Rabbi Zaks was a student of Rabbi Isser Zalman Meltzer in Etz Chaim Yeshiva. In 1947, he traveled to Bnei Brak where he studied at the Slabodka yeshiva under Rabbi Isaac Sher. In 1952 he was engaged to be married with Rabbi Sher's eldest granddaughter, the daughter of his son-in-law, Rabbi Mordechai Shulman, rosh yeshiva of Slabodka. The wedding took place in March 1952, shortly after the death of Rabbi Sher (who died in February 1952). Several years after his marriage, his father-in-law appointed him to deliver shiurim at Slabodka.

More than 20 years before Rabbi Amram died, he suffered a stroke from which he never fully recovered.

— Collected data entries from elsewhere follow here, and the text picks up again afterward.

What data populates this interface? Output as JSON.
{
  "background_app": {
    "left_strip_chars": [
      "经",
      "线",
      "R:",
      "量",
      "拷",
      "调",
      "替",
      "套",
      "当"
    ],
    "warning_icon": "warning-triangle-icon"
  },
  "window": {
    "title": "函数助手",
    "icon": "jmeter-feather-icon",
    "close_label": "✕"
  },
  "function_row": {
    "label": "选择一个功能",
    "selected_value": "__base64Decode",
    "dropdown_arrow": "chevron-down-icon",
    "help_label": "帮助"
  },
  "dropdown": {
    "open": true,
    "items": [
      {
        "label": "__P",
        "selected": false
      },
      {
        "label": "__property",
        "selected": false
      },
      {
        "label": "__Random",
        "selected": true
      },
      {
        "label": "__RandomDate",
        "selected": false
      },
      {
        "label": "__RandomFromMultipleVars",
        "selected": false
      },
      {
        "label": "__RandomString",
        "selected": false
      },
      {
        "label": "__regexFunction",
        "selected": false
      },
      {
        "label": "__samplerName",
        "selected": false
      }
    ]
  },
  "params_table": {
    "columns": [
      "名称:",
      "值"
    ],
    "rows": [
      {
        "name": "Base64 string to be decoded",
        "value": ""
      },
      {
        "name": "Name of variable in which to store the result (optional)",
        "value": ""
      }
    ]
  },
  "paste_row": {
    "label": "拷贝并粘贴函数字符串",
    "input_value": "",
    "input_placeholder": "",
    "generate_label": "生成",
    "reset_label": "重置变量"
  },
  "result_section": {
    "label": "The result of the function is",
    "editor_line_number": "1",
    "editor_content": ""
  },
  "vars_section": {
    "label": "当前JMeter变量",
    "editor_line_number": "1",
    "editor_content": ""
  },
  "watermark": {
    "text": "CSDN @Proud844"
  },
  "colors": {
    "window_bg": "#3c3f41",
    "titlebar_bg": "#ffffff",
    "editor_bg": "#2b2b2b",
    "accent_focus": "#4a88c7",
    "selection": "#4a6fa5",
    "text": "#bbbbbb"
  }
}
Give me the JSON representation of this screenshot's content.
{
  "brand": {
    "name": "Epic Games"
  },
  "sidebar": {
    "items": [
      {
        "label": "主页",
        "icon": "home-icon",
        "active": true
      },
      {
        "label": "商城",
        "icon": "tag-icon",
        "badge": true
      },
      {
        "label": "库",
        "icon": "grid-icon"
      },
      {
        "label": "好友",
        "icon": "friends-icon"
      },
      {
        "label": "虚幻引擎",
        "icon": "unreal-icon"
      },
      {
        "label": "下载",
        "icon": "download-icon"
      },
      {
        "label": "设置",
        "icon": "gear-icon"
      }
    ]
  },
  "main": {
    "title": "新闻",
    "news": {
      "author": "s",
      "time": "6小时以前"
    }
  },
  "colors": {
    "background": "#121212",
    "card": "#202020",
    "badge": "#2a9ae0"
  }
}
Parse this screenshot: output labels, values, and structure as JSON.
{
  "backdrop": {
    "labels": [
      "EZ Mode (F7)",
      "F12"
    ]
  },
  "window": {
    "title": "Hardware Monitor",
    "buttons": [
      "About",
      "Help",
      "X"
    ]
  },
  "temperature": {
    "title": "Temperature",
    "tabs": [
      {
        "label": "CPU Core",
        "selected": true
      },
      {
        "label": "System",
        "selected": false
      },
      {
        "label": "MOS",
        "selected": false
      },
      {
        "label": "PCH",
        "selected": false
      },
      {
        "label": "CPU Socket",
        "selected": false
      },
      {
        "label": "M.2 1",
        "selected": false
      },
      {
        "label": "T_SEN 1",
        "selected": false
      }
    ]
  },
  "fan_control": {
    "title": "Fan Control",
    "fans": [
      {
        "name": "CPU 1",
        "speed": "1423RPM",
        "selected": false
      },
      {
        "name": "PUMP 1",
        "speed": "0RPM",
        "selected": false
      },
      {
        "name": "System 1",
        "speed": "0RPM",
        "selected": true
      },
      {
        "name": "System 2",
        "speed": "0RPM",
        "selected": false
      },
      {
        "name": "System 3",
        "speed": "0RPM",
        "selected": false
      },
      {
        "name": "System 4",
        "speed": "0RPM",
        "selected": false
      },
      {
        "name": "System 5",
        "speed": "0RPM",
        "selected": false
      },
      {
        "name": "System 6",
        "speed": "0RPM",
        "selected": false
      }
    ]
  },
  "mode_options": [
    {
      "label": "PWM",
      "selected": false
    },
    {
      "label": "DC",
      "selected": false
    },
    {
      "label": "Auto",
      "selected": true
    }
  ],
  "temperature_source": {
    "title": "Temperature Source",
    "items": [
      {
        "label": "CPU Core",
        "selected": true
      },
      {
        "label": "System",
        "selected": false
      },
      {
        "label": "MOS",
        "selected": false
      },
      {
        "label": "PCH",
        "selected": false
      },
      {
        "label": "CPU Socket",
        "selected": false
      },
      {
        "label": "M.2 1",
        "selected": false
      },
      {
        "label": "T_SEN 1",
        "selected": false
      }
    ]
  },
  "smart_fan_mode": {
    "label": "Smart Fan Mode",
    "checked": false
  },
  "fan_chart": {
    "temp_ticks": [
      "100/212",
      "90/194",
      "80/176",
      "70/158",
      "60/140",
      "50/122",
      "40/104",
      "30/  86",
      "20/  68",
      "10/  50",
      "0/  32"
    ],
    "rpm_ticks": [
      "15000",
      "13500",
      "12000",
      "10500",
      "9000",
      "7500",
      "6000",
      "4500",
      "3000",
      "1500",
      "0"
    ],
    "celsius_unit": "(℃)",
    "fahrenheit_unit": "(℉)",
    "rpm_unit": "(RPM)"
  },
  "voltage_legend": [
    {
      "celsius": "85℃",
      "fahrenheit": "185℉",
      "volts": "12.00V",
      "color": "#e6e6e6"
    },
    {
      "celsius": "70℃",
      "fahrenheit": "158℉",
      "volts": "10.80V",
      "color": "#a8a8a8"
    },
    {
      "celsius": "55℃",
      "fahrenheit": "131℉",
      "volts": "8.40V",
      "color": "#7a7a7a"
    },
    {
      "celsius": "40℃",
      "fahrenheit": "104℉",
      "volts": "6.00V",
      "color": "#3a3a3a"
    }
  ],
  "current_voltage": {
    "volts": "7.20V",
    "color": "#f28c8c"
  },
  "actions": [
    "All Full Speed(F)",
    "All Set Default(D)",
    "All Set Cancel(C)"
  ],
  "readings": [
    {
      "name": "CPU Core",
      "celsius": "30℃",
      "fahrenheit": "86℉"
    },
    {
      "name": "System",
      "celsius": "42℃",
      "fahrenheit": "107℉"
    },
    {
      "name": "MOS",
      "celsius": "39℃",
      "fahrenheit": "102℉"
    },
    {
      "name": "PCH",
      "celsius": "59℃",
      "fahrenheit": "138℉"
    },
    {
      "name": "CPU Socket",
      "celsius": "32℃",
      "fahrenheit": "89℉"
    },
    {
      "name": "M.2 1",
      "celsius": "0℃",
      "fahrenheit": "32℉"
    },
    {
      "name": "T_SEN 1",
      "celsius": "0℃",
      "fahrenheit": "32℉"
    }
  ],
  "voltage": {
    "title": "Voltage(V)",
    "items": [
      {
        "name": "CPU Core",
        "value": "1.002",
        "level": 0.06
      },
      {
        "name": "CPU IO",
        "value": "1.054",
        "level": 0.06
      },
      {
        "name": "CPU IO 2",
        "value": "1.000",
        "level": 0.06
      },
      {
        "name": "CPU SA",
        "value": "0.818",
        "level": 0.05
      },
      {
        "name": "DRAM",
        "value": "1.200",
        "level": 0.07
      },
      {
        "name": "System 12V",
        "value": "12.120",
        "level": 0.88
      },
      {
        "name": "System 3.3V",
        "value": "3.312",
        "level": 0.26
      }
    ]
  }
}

Rabbi Zaks died on December 30, 2012. Tens of thousands attended his funeral, where he was eulogized by Rabbis Landau and Hirsch of the Slabodka yeshiva as well as by the Rebbe of Sanz, by Rabbi Baruch Dov Povarsky, by Rabbi Yitzchok Zilberstein (a student of Rabbi Amram), and by Rabbi Amram's son, Rabbi Simchah Shmuel Zaks.